Erfahrungsgemäß dauert es aber einige Tage, bis sich die Lenker auf die neue Verkehrssituation eingestellt haben. „Wir empfehlen besonders zu Beginn der Arbeiten ab 10. Juli bei der Fahrt etwas mehr Zeit einzuplanen und sich möglichst früh und vorausschauend in die offene Fahrspur einzuordnen“, rät Martin Pöcheim.

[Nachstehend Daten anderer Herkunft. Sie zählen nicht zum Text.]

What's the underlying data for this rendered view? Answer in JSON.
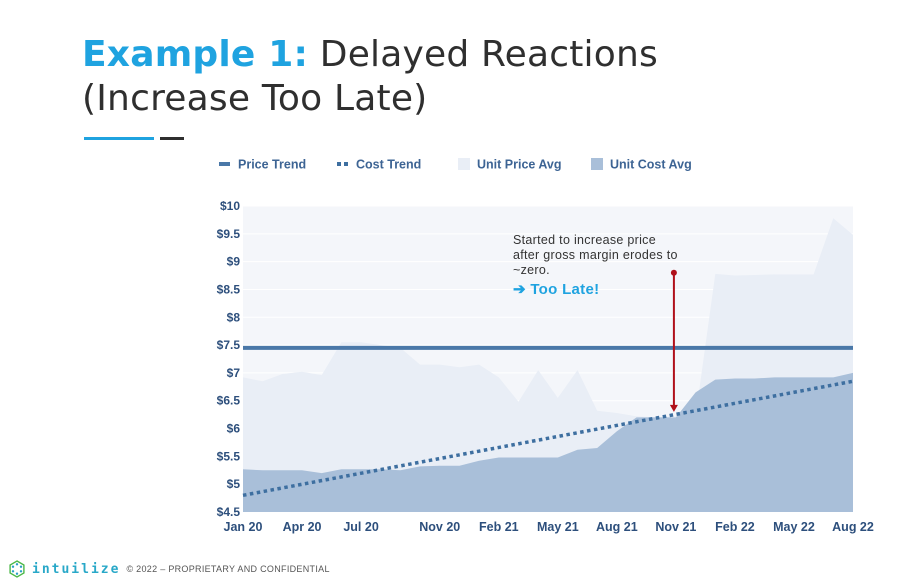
{
  "slide": {
    "title_accent": "Example 1:",
    "title_rest": " Delayed Reactions",
    "title_line2": "(Increase Too Late)",
    "brand": "intuilize",
    "copyright": "© 2022 – PROPRIETARY AND CONFIDENTIAL",
    "colors": {
      "accent": "#1fa3e0",
      "price_trend": "#4a78a8",
      "cost_trend": "#3e6fa0",
      "unit_price_avg": "#e9eef6",
      "unit_cost_avg": "#a9bfd9",
      "arrow": "#b0101a"
    }
  },
  "chart_data": {
    "type": "area",
    "legend_position": "top",
    "legend": [
      "Price Trend",
      "Cost Trend",
      "Unit Price Avg",
      "Unit Cost Avg"
    ],
    "x_tick_labels": [
      "Jan 20",
      "Apr 20",
      "Jul 20",
      "Nov 20",
      "Feb 21",
      "May 21",
      "Aug 21",
      "Nov 21",
      "Feb 22",
      "May 22",
      "Aug 22"
    ],
    "y_tick_labels": [
      "$10",
      "$9.5",
      "$9",
      "$8.5",
      "$8",
      "$7.5",
      "$7",
      "$6.5",
      "$6",
      "$5.5",
      "$5",
      "$4.5"
    ],
    "ylim": [
      4.5,
      10
    ],
    "grid": true,
    "months": [
      "Jan 20",
      "Feb 20",
      "Mar 20",
      "Apr 20",
      "May 20",
      "Jun 20",
      "Jul 20",
      "Aug 20",
      "Sep 20",
      "Oct 20",
      "Nov 20",
      "Dec 20",
      "Jan 21",
      "Feb 21",
      "Mar 21",
      "Apr 21",
      "May 21",
      "Jun 21",
      "Jul 21",
      "Aug 21",
      "Sep 21",
      "Oct 21",
      "Nov 21",
      "Dec 21",
      "Jan 22",
      "Feb 22",
      "Mar 22",
      "Apr 22",
      "May 22",
      "Jun 22",
      "Jul 22",
      "Aug 22"
    ],
    "series": [
      {
        "name": "Unit Price Avg",
        "kind": "area",
        "values": [
          6.92,
          6.85,
          6.98,
          7.02,
          6.96,
          7.55,
          7.55,
          7.5,
          7.45,
          7.15,
          7.15,
          7.1,
          7.15,
          6.92,
          6.48,
          7.05,
          6.55,
          7.05,
          6.32,
          6.28,
          6.22,
          6.2,
          6.22,
          6.22,
          8.78,
          8.75,
          8.76,
          8.77,
          8.77,
          8.77,
          9.78,
          9.48
        ]
      },
      {
        "name": "Unit Cost Avg",
        "kind": "area",
        "values": [
          5.27,
          5.25,
          5.25,
          5.25,
          5.2,
          5.27,
          5.27,
          5.27,
          5.25,
          5.32,
          5.33,
          5.33,
          5.42,
          5.48,
          5.48,
          5.48,
          5.48,
          5.62,
          5.65,
          5.95,
          6.2,
          6.2,
          6.2,
          6.65,
          6.88,
          6.9,
          6.9,
          6.92,
          6.92,
          6.92,
          6.92,
          7.0
        ]
      },
      {
        "name": "Price Trend",
        "kind": "line",
        "values": [
          7.45,
          7.45
        ]
      },
      {
        "name": "Cost Trend",
        "kind": "dotted-line",
        "values": [
          4.8,
          6.85
        ]
      }
    ],
    "annotation": {
      "text": "Started to increase price after gross margin erodes to ~zero.",
      "emphasis": "➔ Too Late!",
      "arrow_x": "Nov 21",
      "arrow_y_from": 8.8,
      "arrow_y_to": 6.3
    }
  }
}
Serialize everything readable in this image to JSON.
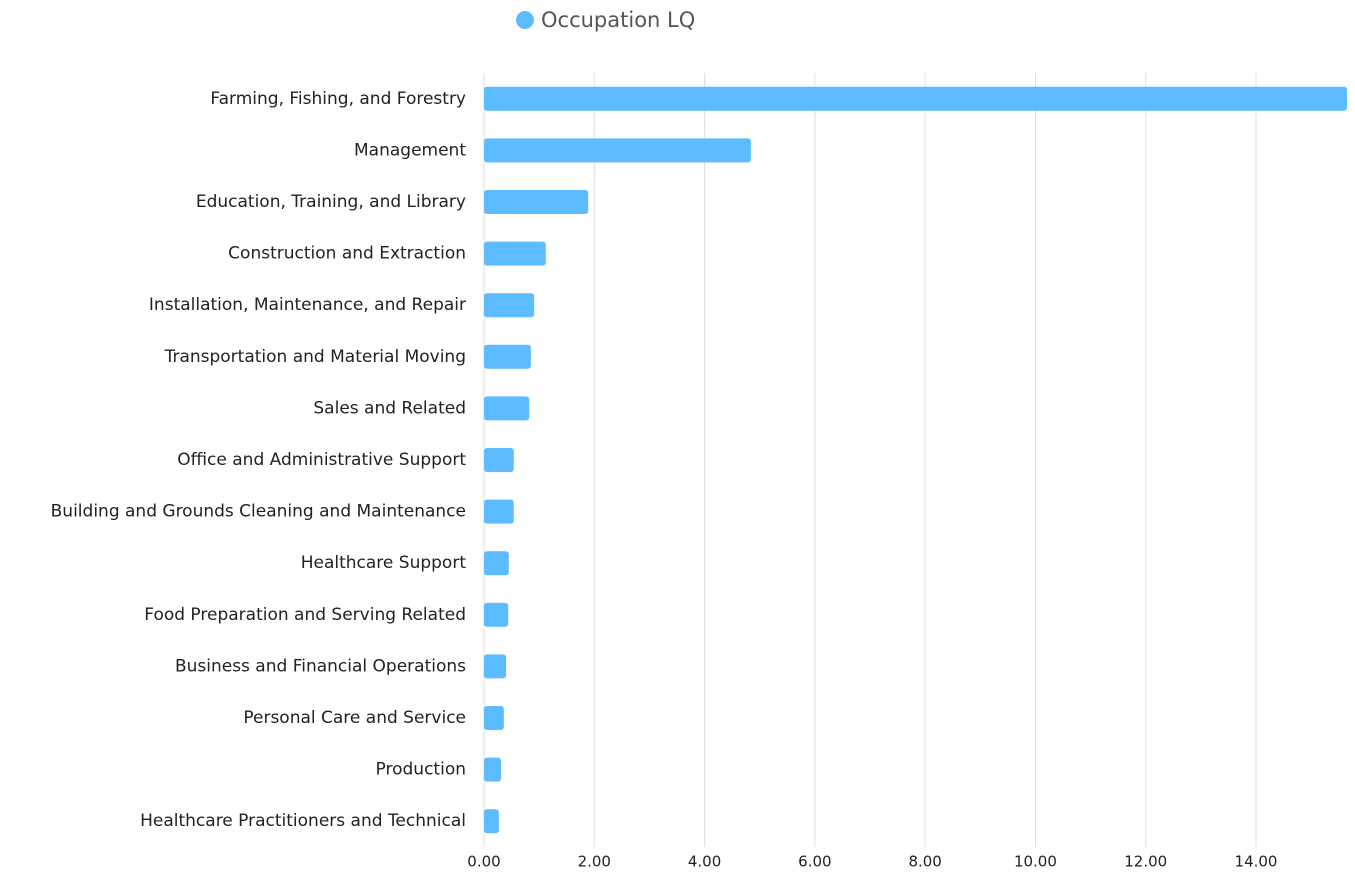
{
  "chart_data": {
    "type": "bar",
    "orientation": "horizontal",
    "categories": [
      "Farming, Fishing, and Forestry",
      "Management",
      "Education, Training, and Library",
      "Construction and Extraction",
      "Installation, Maintenance, and Repair",
      "Transportation and Material Moving",
      "Sales and Related",
      "Office and Administrative Support",
      "Building and Grounds Cleaning and Maintenance",
      "Healthcare Support",
      "Food Preparation and Serving Related",
      "Business and Financial Operations",
      "Personal Care and Service",
      "Production",
      "Healthcare Practitioners and Technical"
    ],
    "series": [
      {
        "name": "Occupation LQ",
        "color": "#5cbcff",
        "values": [
          15.65,
          4.84,
          1.89,
          1.12,
          0.91,
          0.85,
          0.82,
          0.54,
          0.54,
          0.45,
          0.44,
          0.4,
          0.36,
          0.31,
          0.27
        ]
      }
    ],
    "xlim": [
      0,
      15.65
    ],
    "xticks": [
      {
        "value": 0,
        "label": "0.00"
      },
      {
        "value": 2,
        "label": "2.00"
      },
      {
        "value": 4,
        "label": "4.00"
      },
      {
        "value": 6,
        "label": "6.00"
      },
      {
        "value": 8,
        "label": "8.00"
      },
      {
        "value": 10,
        "label": "10.00"
      },
      {
        "value": 12,
        "label": "12.00"
      },
      {
        "value": 14,
        "label": "14.00"
      }
    ],
    "grid": true,
    "legend": "top"
  }
}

Sofern möglich, sollte man die Baustelle auch großräumig umfahren.

Schienenersatzverkehr

Der Betrieb der ÖBB auf der Mühlkreisbahn wird durch die Arbeiten grundsätzlich nicht beeinträchtigt. Jedoch wird die Mühlkreisbahn von 10. bis 28. Juli wegen Sanierungsarbeiten im Abschnitt zwischen Urfahr und Aigen Schlägl im Schienenersatzverkehr geführt. Die Arbeiten sind zwischen Asfinag und den ÖBB abgestimmt und zeitlich ohne Alternative. Ein Zuwarten mit den Vorarbeiten für die A 26 würde eine zeitliche Verzögerung der Bauvorbereitung von zumindest einem Jahr bedeuten.